Des améliorations à l’autorité de sûreté nucléaire hongroise

Une mission de suivi de l’Agence internationale de l’énergie atomique (AIEA) montre que la Hongrie a considérablement amélioré sa législation dans le domaine de la sécurité nucléaire et de la radioprotection depuis 2015.

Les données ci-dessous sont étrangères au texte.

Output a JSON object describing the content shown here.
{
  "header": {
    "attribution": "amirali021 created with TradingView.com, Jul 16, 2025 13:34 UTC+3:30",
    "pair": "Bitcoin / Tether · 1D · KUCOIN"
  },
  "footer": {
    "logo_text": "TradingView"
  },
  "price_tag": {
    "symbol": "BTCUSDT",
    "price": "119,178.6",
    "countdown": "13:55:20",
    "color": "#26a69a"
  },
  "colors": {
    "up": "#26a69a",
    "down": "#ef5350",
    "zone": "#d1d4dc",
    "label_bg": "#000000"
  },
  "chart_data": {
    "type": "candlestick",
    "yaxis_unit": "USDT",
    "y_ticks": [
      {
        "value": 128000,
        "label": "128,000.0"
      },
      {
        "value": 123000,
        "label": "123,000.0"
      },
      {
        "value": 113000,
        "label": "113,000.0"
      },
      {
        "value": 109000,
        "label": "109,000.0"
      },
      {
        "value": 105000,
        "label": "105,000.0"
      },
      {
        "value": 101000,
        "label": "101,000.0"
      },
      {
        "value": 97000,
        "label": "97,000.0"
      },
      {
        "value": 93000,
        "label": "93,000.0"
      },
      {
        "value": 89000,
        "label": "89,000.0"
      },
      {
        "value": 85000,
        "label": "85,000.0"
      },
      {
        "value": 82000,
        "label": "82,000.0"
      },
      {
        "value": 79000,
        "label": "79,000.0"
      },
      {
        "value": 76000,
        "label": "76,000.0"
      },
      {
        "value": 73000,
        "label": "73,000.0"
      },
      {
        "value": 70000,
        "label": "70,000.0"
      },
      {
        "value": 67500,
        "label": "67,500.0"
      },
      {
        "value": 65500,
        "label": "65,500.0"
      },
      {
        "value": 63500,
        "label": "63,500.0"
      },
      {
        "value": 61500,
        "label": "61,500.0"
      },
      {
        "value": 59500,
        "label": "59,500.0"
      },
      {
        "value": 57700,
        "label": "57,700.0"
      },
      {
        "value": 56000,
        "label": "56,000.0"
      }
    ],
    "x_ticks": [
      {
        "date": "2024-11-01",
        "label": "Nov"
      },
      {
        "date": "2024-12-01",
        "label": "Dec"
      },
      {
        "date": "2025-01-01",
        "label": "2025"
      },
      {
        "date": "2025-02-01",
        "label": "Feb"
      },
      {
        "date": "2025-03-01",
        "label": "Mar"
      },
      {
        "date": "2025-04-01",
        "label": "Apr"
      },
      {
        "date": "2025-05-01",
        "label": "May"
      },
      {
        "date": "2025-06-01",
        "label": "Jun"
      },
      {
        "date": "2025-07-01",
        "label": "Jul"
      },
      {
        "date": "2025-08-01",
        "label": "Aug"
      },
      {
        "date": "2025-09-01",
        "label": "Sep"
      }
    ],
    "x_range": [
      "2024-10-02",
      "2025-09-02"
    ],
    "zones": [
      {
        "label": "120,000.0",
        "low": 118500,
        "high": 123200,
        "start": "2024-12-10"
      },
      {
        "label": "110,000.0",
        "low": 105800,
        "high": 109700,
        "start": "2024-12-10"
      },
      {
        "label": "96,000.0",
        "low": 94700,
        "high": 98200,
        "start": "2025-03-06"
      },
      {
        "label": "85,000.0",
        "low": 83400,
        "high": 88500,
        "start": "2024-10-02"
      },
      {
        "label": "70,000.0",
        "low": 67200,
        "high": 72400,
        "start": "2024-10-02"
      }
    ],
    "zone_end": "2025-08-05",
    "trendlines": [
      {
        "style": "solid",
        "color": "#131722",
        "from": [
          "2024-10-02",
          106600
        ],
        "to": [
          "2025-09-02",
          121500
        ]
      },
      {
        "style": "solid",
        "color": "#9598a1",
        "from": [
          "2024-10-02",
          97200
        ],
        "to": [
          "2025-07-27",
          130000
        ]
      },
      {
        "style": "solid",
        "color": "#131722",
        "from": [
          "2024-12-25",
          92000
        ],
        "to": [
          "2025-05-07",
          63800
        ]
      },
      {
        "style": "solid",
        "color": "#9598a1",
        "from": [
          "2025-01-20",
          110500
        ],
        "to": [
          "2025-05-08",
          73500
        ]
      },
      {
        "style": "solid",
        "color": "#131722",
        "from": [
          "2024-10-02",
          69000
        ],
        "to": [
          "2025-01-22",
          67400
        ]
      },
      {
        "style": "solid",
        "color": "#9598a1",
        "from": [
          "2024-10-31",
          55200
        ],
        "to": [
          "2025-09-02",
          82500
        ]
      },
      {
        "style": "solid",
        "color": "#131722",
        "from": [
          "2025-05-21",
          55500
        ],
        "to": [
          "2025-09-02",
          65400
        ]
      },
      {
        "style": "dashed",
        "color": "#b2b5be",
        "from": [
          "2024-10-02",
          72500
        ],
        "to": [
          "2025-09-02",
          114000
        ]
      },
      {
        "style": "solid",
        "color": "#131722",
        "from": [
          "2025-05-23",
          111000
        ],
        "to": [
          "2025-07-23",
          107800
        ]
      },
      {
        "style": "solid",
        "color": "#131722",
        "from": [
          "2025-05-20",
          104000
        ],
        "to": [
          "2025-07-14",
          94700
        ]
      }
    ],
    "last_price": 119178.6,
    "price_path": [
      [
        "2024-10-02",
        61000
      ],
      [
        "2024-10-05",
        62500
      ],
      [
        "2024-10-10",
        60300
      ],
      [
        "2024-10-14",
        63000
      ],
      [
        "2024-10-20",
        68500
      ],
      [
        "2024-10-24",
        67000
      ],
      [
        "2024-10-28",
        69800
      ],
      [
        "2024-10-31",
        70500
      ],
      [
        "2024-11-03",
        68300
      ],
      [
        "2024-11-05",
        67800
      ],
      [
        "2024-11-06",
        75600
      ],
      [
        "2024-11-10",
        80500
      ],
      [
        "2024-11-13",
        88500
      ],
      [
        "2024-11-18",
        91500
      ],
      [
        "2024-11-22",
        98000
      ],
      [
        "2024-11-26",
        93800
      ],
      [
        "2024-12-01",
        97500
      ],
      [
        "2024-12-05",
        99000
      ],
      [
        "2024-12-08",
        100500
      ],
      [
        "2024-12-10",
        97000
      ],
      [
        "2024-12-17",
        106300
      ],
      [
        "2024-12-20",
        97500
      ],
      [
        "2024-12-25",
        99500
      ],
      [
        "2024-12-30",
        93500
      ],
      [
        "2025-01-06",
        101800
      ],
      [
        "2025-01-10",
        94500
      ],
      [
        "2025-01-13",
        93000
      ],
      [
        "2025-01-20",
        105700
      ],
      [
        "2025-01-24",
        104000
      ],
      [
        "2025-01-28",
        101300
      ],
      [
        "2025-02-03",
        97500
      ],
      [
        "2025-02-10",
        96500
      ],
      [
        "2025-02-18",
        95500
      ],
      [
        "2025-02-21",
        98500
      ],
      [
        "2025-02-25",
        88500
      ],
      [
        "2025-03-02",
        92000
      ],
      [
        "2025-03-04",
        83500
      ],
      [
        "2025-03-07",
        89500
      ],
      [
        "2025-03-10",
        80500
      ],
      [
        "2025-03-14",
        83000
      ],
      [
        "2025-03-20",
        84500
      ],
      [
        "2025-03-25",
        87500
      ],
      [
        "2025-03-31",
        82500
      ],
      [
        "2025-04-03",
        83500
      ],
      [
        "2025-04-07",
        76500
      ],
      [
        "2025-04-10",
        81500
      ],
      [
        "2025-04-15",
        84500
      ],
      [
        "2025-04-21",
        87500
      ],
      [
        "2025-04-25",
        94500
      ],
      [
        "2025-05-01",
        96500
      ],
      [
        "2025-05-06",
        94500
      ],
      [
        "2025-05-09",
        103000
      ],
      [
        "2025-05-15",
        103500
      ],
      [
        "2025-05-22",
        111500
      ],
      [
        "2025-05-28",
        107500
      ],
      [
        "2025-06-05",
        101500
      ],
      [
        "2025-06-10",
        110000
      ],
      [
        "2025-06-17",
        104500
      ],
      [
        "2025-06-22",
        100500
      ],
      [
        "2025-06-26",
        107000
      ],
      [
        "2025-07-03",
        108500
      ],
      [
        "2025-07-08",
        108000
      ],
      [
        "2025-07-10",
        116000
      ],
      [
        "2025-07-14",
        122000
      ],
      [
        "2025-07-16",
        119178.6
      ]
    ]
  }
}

Le 1er octobre 2018, l’équipe de l’Integrated Regulatory Review Service (IRRS) de l’AIEA a achevé une mission de suivi de huit jours en Hongrie. Au cours de celle-ci, elle a étudié la mise en œuvre des recommandations formulées lors d’une inspection en 2015. Les deux missions IRRS de 2015 et 2018 portaient sur l’ensemble des installations et activités placés sous la responsabilité de l’autorité de sûreté nucléaire hongroise. L’équipe composée de onze experts originaires des Etats-Unis, de Finlande, de France, de Grèce, du Pakistan et de Slovénie ainsi que de représentants de l’AIEA, est dirigée par Michael Johnson, Deputy Executive Director for Reactor and Preparedness Programmes de l’autorité de sûreté nucléaire américaine (NRC).

Les missions ont été effectuées à la demande du gouvernement hongrois. La mission de suivi de 2018 était la 100e mission IRRS de l’AIEA. A l’issue de celle-ci, l’équipe est arrivée à la conclusion que la Hongrie avait correctement mis en œuvre les recommandations formulées lors de la première mission concernant la structure complexe de son autorité de sûreté nucléaire. Ainsi, depuis 2015, l’indépendance de celle-ci est garantie, les structures ont été simplifiées et les responsabilités ont été clairement réparties entre les différentes autorités, la stabilité de l’Etat a été conservée et un transfert des connaissances efficace entre les différents organes a été mis en place. D’après l’AIEA, l’équipe IRRS remettra son rapport définitif au gouvernement hongrois dans trois mois environ. L’AIEA a pris note du fait que les autorités hongroises souhaitaient publier ce rapport.

Environ la moitié de l’électricité produite dans le pays provient des quatre réacteurs nucléaires de la centrale de Paks. Le pays prévoit de construire deux nouvelles installations sur le même site. Il possède également deux réacteurs de recherche utilisés pour la formation et la fabrication de radioisotopes.